Para Cesco
– Apaga, apaga ele!
Ele segurava a arma com a ponta da alma. O dedo no gatilho; o coração na boca.
– Mata logo esse filho-da-puta!
O disparo saiu tosco, cru, rápido, muito rápido. Na sua frente, aquela espuma cinzenta borbulhando de sangue.
– Vam´ bora, Carlinhos.
Essa foi a primeira morte de Carlinhos. Foi difícil. Ele tinha muito medo de errar. Mas o cara morreu. Filho-da-puta!
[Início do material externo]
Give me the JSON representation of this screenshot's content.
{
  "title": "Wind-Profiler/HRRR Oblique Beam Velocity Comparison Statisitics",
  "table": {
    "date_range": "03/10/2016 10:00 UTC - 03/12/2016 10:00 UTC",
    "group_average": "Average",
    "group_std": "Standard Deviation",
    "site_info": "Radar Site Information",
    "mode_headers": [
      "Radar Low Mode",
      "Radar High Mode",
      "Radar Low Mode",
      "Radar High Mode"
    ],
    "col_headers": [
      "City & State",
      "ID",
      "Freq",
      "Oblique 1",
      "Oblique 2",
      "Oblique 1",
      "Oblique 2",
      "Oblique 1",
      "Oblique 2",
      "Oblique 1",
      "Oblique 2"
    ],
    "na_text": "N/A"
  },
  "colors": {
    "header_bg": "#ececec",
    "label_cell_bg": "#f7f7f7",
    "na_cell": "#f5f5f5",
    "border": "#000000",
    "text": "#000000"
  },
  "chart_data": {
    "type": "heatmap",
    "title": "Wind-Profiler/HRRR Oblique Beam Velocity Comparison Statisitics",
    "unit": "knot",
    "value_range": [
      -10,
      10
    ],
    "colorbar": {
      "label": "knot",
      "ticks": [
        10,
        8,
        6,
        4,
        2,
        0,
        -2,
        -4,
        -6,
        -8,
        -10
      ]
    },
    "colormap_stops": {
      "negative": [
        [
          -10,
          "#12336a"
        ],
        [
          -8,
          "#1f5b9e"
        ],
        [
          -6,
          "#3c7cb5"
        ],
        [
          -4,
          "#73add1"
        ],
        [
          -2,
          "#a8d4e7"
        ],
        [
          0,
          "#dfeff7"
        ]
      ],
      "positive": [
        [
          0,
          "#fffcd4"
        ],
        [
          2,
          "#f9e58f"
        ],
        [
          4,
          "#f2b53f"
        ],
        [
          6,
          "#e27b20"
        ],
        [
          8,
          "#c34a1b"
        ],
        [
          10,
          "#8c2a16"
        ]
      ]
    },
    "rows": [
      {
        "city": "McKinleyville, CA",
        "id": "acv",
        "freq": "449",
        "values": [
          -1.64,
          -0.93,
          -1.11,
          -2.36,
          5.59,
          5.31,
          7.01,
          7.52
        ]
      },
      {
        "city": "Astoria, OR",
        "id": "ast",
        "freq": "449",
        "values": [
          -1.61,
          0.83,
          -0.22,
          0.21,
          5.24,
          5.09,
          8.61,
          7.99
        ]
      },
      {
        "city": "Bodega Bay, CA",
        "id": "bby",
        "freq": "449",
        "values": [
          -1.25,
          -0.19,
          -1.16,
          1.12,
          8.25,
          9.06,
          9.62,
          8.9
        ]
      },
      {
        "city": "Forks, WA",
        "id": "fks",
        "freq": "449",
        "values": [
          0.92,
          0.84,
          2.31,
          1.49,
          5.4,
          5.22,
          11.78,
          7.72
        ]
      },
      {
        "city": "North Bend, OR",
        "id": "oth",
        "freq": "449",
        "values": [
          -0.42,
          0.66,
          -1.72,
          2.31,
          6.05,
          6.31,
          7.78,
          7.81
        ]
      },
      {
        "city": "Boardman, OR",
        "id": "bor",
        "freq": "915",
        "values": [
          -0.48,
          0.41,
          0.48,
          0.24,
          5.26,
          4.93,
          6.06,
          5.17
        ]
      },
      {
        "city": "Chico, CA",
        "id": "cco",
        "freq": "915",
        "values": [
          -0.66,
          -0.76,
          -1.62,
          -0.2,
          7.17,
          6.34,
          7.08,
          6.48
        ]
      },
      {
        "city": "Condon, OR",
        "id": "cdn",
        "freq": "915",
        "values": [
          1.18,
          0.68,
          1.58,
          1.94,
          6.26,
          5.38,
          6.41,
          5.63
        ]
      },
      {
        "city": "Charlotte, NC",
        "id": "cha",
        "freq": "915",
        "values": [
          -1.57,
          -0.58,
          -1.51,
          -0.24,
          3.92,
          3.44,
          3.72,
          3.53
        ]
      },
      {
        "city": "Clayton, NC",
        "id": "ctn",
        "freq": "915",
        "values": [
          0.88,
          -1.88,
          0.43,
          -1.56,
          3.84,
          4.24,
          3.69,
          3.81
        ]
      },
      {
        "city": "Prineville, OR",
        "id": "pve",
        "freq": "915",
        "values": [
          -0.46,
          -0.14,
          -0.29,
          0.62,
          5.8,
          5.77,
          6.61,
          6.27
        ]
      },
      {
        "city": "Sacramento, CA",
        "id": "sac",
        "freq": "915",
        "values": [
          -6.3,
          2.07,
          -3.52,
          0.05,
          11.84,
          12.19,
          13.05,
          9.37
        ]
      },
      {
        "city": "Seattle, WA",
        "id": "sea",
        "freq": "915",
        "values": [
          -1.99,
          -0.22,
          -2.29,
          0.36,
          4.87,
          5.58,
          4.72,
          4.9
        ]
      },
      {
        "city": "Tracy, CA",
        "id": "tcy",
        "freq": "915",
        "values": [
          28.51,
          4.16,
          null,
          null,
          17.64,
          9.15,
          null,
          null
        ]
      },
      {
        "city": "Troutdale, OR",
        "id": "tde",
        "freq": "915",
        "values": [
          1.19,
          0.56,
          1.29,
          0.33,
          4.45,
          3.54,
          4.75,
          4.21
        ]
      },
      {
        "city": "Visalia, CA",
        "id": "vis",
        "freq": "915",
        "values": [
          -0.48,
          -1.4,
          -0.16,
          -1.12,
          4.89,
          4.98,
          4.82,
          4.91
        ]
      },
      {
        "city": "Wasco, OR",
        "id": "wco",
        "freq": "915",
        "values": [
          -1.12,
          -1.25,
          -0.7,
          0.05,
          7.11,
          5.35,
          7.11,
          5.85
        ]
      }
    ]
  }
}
Ele correu muito, depois, com a 38 dependurada no braço. Seu membro ganhara poder de morte. Uma terminação nervosa explosiva. No meio da fuga, Carlinhos despencou para descansar um pouco, o braço duro, tremelicando. Fechou os olhos com força. Era preciso correr, ainda correr. Mas o menino não tinha mais forças.
Ficou ali a noite inteira. Ele e seu braço de chumbo. Ninguém veio. Não houve perseguição.
Na manhã seguinte, ele levantou com o primeiro andar cadenceado na rua. Carlinhos desparafusou a 38 da mão, enfiou a arma na calça e desceu o morro. Ia lentamente, ainda amortecido pela noite em claro.
Na praia, sentou na areia, de frente para o mar. Aos poucos, os últimos vapores do crime dissolveram-se na arrebentação. Carlinhos tirou a camisa, o tênis, escondeu o revólver na roupa e correu para as ondas. A vida recomeçava ali, apagando a memória.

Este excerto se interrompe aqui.